L’éruption du Cumbre Vieja pourrait durer « entre 24 et 84 jours », avec à la clé d’importantes émanations de gaz et de fumées
Une coulée de lave semble avaler inlassablement le paysage. Sur l’île de La Palma, dans l’archipel espagnol des Canaries, le volcan Cumbre Vieja est entré en éruption dimanche, obligeant de nombreux habitants à abandonner leurs habitations. Selon le dernier bilan, 154 hectares de terrain et 320 bâtiments ont déjà été détruits. L’éruption pourrait durer « entre 24 et 84 jours », avec à la clé d’importantes émanations de gaz et de fumées, indique l’Institut volcanologique des Canaries (Involcan). Le nuage noir, qui a déjà atteint les côtes marocaines et la péninsule ibérique, devrait ensuite remonter vers les îles Baléares et le sud de la France. Pour quel impact environnemental et quels risques sanitaires ?
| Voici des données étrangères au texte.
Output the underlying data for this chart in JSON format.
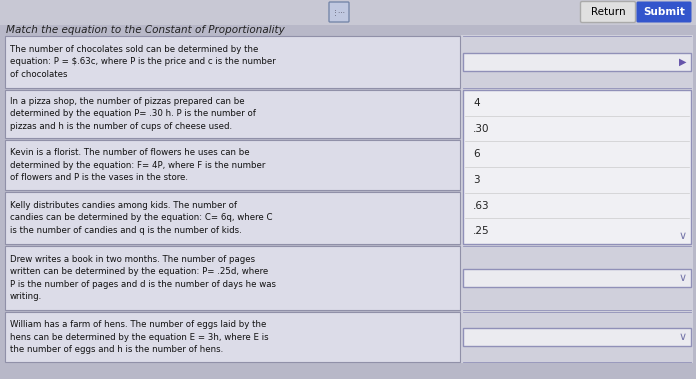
{
  "title": "Match the equation to the Constant of Proportionality",
  "bg_color": "#b8b8c8",
  "left_box_bg": "#dcdce8",
  "left_box_border": "#9090a8",
  "dropdown_bg": "#ebebf0",
  "dropdown_border": "#9090b8",
  "dropdown_open_bg": "#ebebf0",
  "button_return_bg": "#dcdcdc",
  "button_return_border": "#aaaaaa",
  "button_return_text": "Return",
  "button_submit_bg": "#3355cc",
  "button_submit_text": "Submit",
  "title_color": "#222222",
  "rows": [
    {
      "text": "The number of chocolates sold can be determined by the\nequation: P = $.63c, where P is the price and c is the number\nof chocolates"
    },
    {
      "text": "In a pizza shop, the number of pizzas prepared can be\ndetermined by the equation P= .30 h. P is the number of\npizzas and h is the number of cups of cheese used."
    },
    {
      "text": "Kevin is a florist. The number of flowers he uses can be\ndetermined by the equation: F= 4P, where F is the number\nof flowers and P is the vases in the store."
    },
    {
      "text": "Kelly distributes candies among kids. The number of\ncandies can be determined by the equation: C= 6q, where C\nis the number of candies and q is the number of kids."
    },
    {
      "text": "Drew writes a book in two months. The number of pages\nwritten can be determined by the equation: P= .25d, where\nP is the number of pages and d is the number of days he was\nwriting."
    },
    {
      "text": "William has a farm of hens. The number of eggs laid by the\nhens can be determined by the equation E = 3h, where E is\nthe number of eggs and h is the number of hens."
    }
  ],
  "dropdown_options": [
    "4",
    ".30",
    "6",
    "3",
    ".63",
    ".25"
  ],
  "arrow_color": "#6655aa",
  "chevron_color": "#7777aa",
  "border_color": "#9090b8"
}
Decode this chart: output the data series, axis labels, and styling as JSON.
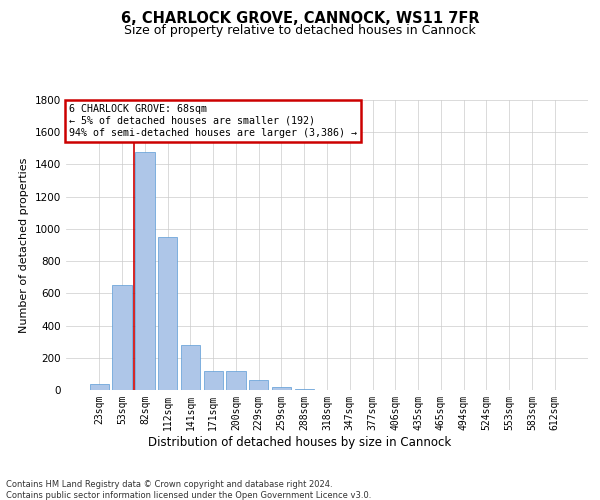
{
  "title1": "6, CHARLOCK GROVE, CANNOCK, WS11 7FR",
  "title2": "Size of property relative to detached houses in Cannock",
  "xlabel": "Distribution of detached houses by size in Cannock",
  "ylabel": "Number of detached properties",
  "annotation_title": "6 CHARLOCK GROVE: 68sqm",
  "annotation_line1": "← 5% of detached houses are smaller (192)",
  "annotation_line2": "94% of semi-detached houses are larger (3,386) →",
  "categories": [
    "23sqm",
    "53sqm",
    "82sqm",
    "112sqm",
    "141sqm",
    "171sqm",
    "200sqm",
    "229sqm",
    "259sqm",
    "288sqm",
    "318sqm",
    "347sqm",
    "377sqm",
    "406sqm",
    "435sqm",
    "465sqm",
    "494sqm",
    "524sqm",
    "553sqm",
    "583sqm",
    "612sqm"
  ],
  "values": [
    35,
    650,
    1480,
    950,
    280,
    120,
    120,
    60,
    20,
    8,
    3,
    1,
    0,
    0,
    0,
    0,
    0,
    0,
    0,
    0,
    0
  ],
  "bar_color": "#aec6e8",
  "bar_edge_color": "#5b9bd5",
  "vline_color": "#cc0000",
  "vline_x": 1.5,
  "annotation_box_color": "#cc0000",
  "annotation_bg_color": "#ffffff",
  "grid_color": "#cccccc",
  "background_color": "#ffffff",
  "ylim": [
    0,
    1800
  ],
  "yticks": [
    0,
    200,
    400,
    600,
    800,
    1000,
    1200,
    1400,
    1600,
    1800
  ],
  "footer_line1": "Contains HM Land Registry data © Crown copyright and database right 2024.",
  "footer_line2": "Contains public sector information licensed under the Open Government Licence v3.0."
}
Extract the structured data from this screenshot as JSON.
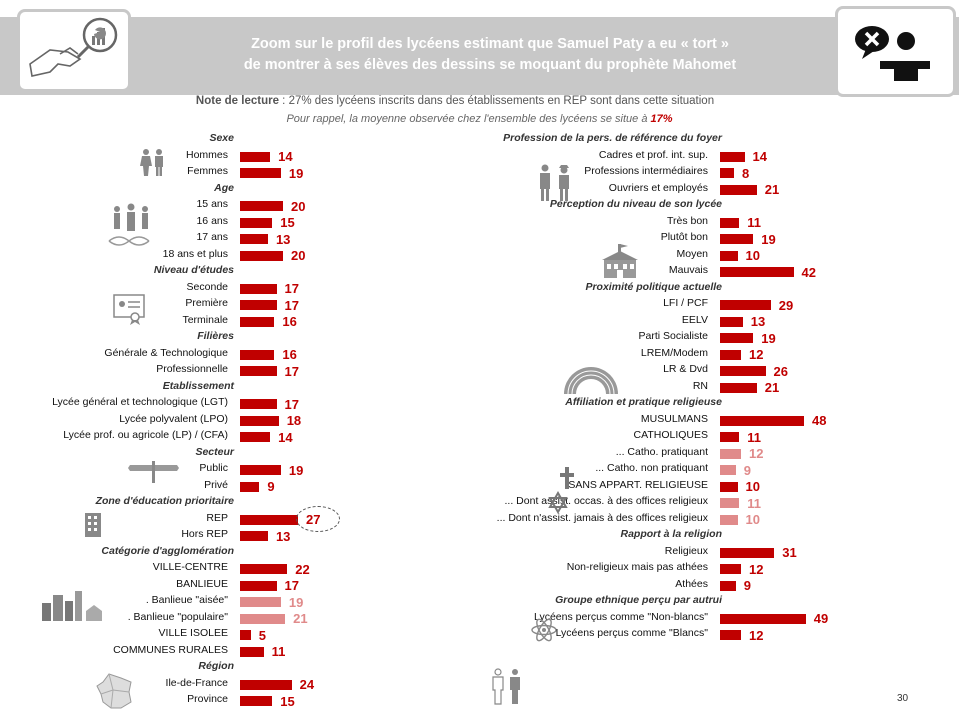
{
  "header": {
    "title_line1": "Zoom sur le profil des lycéens estimant que Samuel Paty a eu « tort »",
    "title_line2": "de montrer à ses élèves des dessins se moquant du prophète Mahomet"
  },
  "note": {
    "label": "Note de lecture",
    "text": " :  27% des lycéens inscrits dans des établissements en REP sont dans cette situation",
    "reminder": "Pour rappel, la moyenne observée chez l'ensemble des lycéens se situe à ",
    "average": "17%"
  },
  "colors": {
    "primary": "#c00000",
    "secondary": "#e08a8a",
    "banner": "#c8c8c8"
  },
  "page_number": "30",
  "chart_data": {
    "type": "bar",
    "orientation": "horizontal",
    "unit": "%",
    "average": 17,
    "highlighted": "REP",
    "groups": [
      {
        "title": "Sexe",
        "column": "left",
        "items": [
          {
            "label": "Hommes",
            "value": 14
          },
          {
            "label": "Femmes",
            "value": 19
          }
        ]
      },
      {
        "title": "Age",
        "column": "left",
        "items": [
          {
            "label": "15 ans",
            "value": 20
          },
          {
            "label": "16 ans",
            "value": 15
          },
          {
            "label": "17 ans",
            "value": 13
          },
          {
            "label": "18 ans et plus",
            "value": 20
          }
        ]
      },
      {
        "title": "Niveau d'études",
        "column": "left",
        "items": [
          {
            "label": "Seconde",
            "value": 17
          },
          {
            "label": "Première",
            "value": 17
          },
          {
            "label": "Terminale",
            "value": 16
          }
        ]
      },
      {
        "title": "Filières",
        "column": "left",
        "items": [
          {
            "label": "Générale & Technologique",
            "value": 16
          },
          {
            "label": "Professionnelle",
            "value": 17
          }
        ]
      },
      {
        "title": "Etablissement",
        "column": "left",
        "items": [
          {
            "label": "Lycée général et technologique (LGT)",
            "value": 17
          },
          {
            "label": "Lycée polyvalent (LPO)",
            "value": 18
          },
          {
            "label": "Lycée prof. ou agricole (LP) / (CFA)",
            "value": 14
          }
        ]
      },
      {
        "title": "Secteur",
        "column": "left",
        "items": [
          {
            "label": "Public",
            "value": 19
          },
          {
            "label": "Privé",
            "value": 9
          }
        ]
      },
      {
        "title": "Zone d'éducation prioritaire",
        "column": "left",
        "items": [
          {
            "label": "REP",
            "value": 27
          },
          {
            "label": "Hors REP",
            "value": 13
          }
        ]
      },
      {
        "title": "Catégorie d'agglomération",
        "column": "left",
        "items": [
          {
            "label": "VILLE-CENTRE",
            "value": 22
          },
          {
            "label": "BANLIEUE",
            "value": 17
          },
          {
            "label": ". Banlieue \"aisée\"",
            "value": 19,
            "sub": true
          },
          {
            "label": ". Banlieue \"populaire\"",
            "value": 21,
            "sub": true
          },
          {
            "label": "VILLE ISOLEE",
            "value": 5
          },
          {
            "label": "COMMUNES RURALES",
            "value": 11
          }
        ]
      },
      {
        "title": "Région",
        "column": "left",
        "items": [
          {
            "label": "Ile-de-France",
            "value": 24
          },
          {
            "label": "Province",
            "value": 15
          }
        ]
      },
      {
        "title": "Profession de la pers. de référence du foyer",
        "column": "right",
        "items": [
          {
            "label": "Cadres et prof. int. sup.",
            "value": 14
          },
          {
            "label": "Professions intermédiaires",
            "value": 8
          },
          {
            "label": "Ouvriers et employés",
            "value": 21
          }
        ]
      },
      {
        "title": "Perception du niveau de son lycée",
        "column": "right",
        "items": [
          {
            "label": "Très bon",
            "value": 11
          },
          {
            "label": "Plutôt bon",
            "value": 19
          },
          {
            "label": "Moyen",
            "value": 10
          },
          {
            "label": "Mauvais",
            "value": 42
          }
        ]
      },
      {
        "title": "Proximité politique actuelle",
        "column": "right",
        "items": [
          {
            "label": "LFI / PCF",
            "value": 29
          },
          {
            "label": "EELV",
            "value": 13
          },
          {
            "label": "Parti Socialiste",
            "value": 19
          },
          {
            "label": "LREM/Modem",
            "value": 12
          },
          {
            "label": "LR & Dvd",
            "value": 26
          },
          {
            "label": "RN",
            "value": 21
          }
        ]
      },
      {
        "title": "Affiliation et pratique religieuse",
        "column": "right",
        "items": [
          {
            "label": "MUSULMANS",
            "value": 48
          },
          {
            "label": "CATHOLIQUES",
            "value": 11
          },
          {
            "label": "... Catho. pratiquant",
            "value": 12,
            "sub": true
          },
          {
            "label": "... Catho. non pratiquant",
            "value": 9,
            "sub": true
          },
          {
            "label": "SANS APPART. RELIGIEUSE",
            "value": 10
          },
          {
            "label": "... Dont assist. occas. à des offices religieux",
            "value": 11,
            "sub": true
          },
          {
            "label": "... Dont n'assist. jamais à des offices religieux",
            "value": 10,
            "sub": true
          }
        ]
      },
      {
        "title": "Rapport à la religion",
        "column": "right",
        "items": [
          {
            "label": "Religieux",
            "value": 31
          },
          {
            "label": "Non-religieux mais pas athées",
            "value": 12
          },
          {
            "label": "Athées",
            "value": 9
          }
        ]
      },
      {
        "title": "Groupe ethnique perçu par autrui",
        "column": "right",
        "items": [
          {
            "label": "Lycéens perçus comme \"Non-blancs\"",
            "value": 49
          },
          {
            "label": "Lycéens perçus comme \"Blancs\"",
            "value": 12
          }
        ]
      }
    ]
  }
}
C’est dangereux cette fumée noire ?
Qu’on se rassure, le volcan espagnol ne serait pas des plus dangereux. « Il s’agit d’une éruption lavique, qui est modérément explosive. C’est spectaculaire et destructeur, mais sur une échelle de 0 à 8, je situerais cette éruption à 2 donc cela reste modeste », avance Jacques-Marie Bardintzeff, volcanologue et professeur à l’université Paris-Saclay. Malgré les importants dégâts – estimés à déjà plus de 400 millions d’euros –, et l’évacuation de plus de 6.000 personnes, l’éruption n’a d’ailleurs fait pour l’instant aucun mort ni blessé. « La fumée que l’on voit, c’est du gaz et de la cendre. L’éruption produit du dioxyde de soufre et du gaz carbonique, des gaz polluants », ajoute le spécialiste, auteur du blog volcamania. D’après l’Institut volcanologique des Canaries (Involcan), entre 6.000 et 11.500 tonnes de dioxyde de soufre sont ainsi recrachées quotidiennement dans l’atmosphère.
« Un volcan dégage plusieurs composants : du magma, qui s’est étalé sur 166 hectares. De l’eau et des cendres, des particules légères qui peuvent voyager sur de longues distances et empêcher le trafic aérien. Et du gaz qui peut être toxique, notamment le soufre, mais dont les concentrations aujourd’hui ne sont pas dangereuses pour la population », rassure également Marina Rosas Carbajal, volcanologue au CNRS et à l’Institut de physique du globe de Paris.
Pourquoi a-t-on peur que la lave atteigne l’océan ?
La principale crainte des scientifiques est que la lave en mouvement atteigne l’océan Atlantique. « Au contact de la mer, cela risque d’augmenter l’explosivité de l’ensemble. Le magma peut être pulvérisé en fragments, dangereux comme des échardes de verre, et on risque aussi de voir se produire des nuages d’éléments toxiques comme de l’acide sulfurique au contact de la vapeur d’eau », relate Jacques-Marie Bardintzeff. Le gouvernement local, qui a conseillé aux habitants de l’île de se couvrir le nez et la bouche lorsqu’ils sortent, a décrété un « rayon d’exclusion de deux milles marins » [près de 4 km] autour de l’endroit où la lave pourrait entrer en contact avec l’océan.
Initialement prévue pour lundi soir, cette rencontre potentiellement explosive pourrait ne jamais avoir lieu. La lave pourrait s’arrêter d’elle-même, alors que son ralentissement a été très marqué ces dernières heures.
Quel impact plus global pour l’environnement ?
Au-delà du risque humain, cette éruption devrait avoir un impact limité sur l’environnement. « Si cela dure longtemps, cela peut augmenter l’impact écologique sur le sud de l’île, mais pas au niveau du continent ou de l’océan », assure Jacques-Marie Bardintzef. « Il peut y avoir des dégâts sur le parc national, l’environnement proche. Mais nous ne sommes pas dans un scénario de grande éruption, comme on a connu par exemple au Moyen-Age et qui a eu un impact sur le climat. Chaque jour, il y a une vingtaine d’éruptions sur la planète, et l’impact climatique est minime », abonde Marina Rosas Carbajal.